Vous entrez dans une librairie, le désir comme seule boussole, vous flânez entre les livres, dans la vitre un rayon de soleil, et soudain une main aimante glisse entre vos doigts un petit volume violet. Ça n’a l’air de rien, ce n’est presque rien : c’est délicat comme les choses volatiles, un geste brusque et tout s’envole ; c’est aérien, léger, tendre ; en même temps quelque chose pique le cœur, volutes de mélancolie que la chaleur ne chasse pas tout à fait ; qu’importe puisque c’est intense ; c’est aigu, fiévreux, excessif et retenu à la fois : extrême.

Cécile A. Holdban désirait faire résonner une autre histoire, celle à travers les âges d’une poésie « écrite par des femmes », de Sappho à Christine de Pizan jusqu’à Marceline Desbordes-Valmore. Mais entre le siècle dernier, qui dans la perspective qui était la sienne ne ressemble à aucun autre, et les époques précédentes, elle constata que le chant était trop discontinu, ou que la dimension encyclopédique trahissait des manques qu’il aurait fallu malgré tout justifier. Premières à éclairer la nuit est un portrait épistolaire de quinze femmes poètes, toutes traversées différemment par l’histoire du XXe siècle.

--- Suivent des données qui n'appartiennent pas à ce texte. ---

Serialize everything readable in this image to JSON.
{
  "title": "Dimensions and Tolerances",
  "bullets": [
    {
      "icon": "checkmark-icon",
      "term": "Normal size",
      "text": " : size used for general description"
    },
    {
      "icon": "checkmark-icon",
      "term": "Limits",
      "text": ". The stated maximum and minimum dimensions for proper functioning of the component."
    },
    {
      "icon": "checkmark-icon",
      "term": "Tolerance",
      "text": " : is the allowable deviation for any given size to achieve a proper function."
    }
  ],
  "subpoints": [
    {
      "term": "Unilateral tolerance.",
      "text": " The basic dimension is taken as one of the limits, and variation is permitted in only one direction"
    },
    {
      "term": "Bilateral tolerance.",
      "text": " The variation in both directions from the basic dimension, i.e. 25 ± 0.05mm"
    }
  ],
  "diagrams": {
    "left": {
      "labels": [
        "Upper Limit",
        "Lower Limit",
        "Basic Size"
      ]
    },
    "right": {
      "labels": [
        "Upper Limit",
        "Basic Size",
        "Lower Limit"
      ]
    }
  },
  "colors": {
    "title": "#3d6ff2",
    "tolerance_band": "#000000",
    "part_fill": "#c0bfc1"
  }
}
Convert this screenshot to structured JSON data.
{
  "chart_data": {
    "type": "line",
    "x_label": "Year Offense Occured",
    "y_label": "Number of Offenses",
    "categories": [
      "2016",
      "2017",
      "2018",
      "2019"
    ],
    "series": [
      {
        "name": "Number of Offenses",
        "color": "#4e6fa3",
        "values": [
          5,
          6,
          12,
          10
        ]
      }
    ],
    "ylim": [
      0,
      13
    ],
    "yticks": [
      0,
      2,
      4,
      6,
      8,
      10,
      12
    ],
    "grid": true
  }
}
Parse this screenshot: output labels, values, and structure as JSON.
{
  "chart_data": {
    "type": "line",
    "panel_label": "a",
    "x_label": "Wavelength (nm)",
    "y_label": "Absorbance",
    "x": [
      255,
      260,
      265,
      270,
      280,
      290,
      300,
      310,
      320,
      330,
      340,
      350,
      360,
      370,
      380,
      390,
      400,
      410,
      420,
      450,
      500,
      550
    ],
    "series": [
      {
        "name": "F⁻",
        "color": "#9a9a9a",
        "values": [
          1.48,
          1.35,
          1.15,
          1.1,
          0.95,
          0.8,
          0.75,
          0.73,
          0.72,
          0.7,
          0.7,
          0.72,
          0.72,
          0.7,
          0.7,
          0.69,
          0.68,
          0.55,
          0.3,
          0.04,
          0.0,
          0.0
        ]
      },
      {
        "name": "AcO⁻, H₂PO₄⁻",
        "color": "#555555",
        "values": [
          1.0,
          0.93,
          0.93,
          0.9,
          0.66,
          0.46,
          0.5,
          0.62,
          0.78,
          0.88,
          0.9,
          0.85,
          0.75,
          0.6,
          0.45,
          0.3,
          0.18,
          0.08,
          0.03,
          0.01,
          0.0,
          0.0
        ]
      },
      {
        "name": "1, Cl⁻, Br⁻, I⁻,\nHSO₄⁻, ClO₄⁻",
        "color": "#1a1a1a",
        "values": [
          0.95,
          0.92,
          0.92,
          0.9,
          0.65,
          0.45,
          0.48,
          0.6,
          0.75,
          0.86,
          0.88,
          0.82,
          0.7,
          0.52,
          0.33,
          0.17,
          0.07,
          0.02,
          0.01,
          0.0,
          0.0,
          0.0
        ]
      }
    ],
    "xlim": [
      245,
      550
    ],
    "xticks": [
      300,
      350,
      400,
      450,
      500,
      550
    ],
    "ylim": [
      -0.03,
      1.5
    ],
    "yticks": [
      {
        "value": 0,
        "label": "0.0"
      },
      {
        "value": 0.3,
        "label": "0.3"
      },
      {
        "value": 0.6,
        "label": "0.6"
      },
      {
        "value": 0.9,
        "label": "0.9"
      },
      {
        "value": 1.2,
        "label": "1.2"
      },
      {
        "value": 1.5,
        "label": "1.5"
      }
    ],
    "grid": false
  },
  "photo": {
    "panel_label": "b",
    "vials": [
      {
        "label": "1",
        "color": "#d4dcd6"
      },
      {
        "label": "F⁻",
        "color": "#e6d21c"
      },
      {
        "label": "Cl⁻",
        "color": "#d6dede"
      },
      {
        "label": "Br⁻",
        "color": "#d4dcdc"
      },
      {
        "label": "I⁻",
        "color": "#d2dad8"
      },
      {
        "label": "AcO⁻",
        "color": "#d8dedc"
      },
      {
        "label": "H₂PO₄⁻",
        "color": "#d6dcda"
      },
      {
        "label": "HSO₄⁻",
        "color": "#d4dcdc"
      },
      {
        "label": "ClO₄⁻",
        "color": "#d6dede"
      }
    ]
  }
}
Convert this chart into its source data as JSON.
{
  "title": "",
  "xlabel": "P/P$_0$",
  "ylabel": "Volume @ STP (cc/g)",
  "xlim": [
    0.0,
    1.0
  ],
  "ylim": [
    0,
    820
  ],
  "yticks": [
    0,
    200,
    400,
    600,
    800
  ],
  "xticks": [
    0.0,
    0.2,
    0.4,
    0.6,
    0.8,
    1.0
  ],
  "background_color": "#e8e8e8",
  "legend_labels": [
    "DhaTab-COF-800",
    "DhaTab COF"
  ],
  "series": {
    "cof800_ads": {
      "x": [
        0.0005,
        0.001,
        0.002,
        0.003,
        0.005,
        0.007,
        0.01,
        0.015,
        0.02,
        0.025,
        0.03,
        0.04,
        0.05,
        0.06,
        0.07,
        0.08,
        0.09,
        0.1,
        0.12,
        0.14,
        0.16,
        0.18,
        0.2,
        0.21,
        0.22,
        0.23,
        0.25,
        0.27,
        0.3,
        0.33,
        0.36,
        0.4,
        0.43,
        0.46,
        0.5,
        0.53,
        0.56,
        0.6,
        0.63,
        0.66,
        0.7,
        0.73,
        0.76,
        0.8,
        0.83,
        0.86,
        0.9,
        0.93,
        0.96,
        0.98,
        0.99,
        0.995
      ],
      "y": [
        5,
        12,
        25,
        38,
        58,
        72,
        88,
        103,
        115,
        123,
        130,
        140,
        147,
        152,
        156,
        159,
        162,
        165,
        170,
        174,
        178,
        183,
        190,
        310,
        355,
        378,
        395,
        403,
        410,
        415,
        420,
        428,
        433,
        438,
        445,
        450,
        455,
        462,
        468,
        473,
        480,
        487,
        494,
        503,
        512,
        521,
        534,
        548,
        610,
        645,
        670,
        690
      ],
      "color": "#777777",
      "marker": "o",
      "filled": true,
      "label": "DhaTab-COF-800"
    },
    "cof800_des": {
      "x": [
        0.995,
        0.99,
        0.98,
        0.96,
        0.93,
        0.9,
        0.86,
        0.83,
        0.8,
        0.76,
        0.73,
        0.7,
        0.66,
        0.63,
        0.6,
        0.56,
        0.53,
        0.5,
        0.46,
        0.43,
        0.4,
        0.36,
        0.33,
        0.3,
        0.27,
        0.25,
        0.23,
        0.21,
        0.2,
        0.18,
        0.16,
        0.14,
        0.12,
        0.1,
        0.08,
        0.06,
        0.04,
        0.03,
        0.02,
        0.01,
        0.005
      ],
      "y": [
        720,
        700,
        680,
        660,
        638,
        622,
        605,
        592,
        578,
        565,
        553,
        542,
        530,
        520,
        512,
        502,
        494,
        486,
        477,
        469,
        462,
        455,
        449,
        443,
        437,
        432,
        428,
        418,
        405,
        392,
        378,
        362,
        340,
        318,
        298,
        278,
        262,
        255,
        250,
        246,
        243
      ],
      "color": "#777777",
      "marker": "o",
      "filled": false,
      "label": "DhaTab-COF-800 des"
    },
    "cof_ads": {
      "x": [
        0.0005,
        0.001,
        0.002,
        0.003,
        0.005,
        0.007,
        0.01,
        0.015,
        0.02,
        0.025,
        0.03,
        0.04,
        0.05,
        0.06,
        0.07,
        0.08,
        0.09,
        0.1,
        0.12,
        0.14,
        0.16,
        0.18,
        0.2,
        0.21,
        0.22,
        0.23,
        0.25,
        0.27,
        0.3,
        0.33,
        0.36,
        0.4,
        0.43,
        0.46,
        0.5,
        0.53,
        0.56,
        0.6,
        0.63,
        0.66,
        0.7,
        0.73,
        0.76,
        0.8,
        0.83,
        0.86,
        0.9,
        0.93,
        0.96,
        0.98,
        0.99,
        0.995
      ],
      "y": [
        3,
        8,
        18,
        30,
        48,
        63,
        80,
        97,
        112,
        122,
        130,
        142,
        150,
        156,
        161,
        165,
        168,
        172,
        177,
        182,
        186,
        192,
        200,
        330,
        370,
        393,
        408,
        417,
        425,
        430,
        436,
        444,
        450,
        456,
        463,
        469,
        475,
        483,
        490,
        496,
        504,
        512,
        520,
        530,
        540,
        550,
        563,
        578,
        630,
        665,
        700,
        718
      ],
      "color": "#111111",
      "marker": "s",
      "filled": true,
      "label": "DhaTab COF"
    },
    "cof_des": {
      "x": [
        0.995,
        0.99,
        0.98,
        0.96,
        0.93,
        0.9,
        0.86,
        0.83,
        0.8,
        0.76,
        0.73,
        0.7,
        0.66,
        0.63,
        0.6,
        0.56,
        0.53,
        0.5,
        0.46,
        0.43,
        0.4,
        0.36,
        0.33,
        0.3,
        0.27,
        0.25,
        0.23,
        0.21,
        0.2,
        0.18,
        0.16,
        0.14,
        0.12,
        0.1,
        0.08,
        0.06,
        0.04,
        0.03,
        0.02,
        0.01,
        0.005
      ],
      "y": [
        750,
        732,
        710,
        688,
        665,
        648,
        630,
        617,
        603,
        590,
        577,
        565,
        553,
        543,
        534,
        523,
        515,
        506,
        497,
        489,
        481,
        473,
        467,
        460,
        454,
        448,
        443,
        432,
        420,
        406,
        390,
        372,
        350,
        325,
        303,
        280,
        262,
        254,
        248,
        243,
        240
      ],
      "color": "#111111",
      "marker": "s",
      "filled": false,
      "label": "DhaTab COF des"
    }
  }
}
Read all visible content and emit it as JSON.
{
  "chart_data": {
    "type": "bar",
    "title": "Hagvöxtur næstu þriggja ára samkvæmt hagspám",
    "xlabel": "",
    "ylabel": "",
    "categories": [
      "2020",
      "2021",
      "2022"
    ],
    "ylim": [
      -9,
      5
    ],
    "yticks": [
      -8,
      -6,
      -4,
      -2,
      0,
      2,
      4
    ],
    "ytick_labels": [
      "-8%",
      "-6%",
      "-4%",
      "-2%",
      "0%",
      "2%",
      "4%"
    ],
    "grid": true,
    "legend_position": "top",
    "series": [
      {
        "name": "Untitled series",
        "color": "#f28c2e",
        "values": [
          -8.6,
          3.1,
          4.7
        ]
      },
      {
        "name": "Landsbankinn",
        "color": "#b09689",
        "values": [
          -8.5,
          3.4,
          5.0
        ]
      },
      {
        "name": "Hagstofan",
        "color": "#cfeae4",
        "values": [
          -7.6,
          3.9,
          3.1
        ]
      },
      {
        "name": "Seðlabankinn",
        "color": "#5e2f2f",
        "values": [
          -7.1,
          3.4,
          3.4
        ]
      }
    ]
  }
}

« My Alejandra Pizarnik », le « portrait approximatif d’Alejandra Pizarnik par Liliane Giraudon » qui sert de postface à ce volume, s’ouvre ainsi : « Alejandra Pizarnik c’est-à-dire Flora Alejandra Pizarnik naît le 29 avril 1936 à Buenos Aires sous le signe du Taureau. Alejandra Pizarnik née dans une famille juive très récemment émigrée de Galicie. ‘Par mon sang juif je suis une exilée. Par mon lieu de naissance je suis à peine argentine (le côté argentin est irréel et diffus). Je n’ai pas de patrie…’ » (p. 323).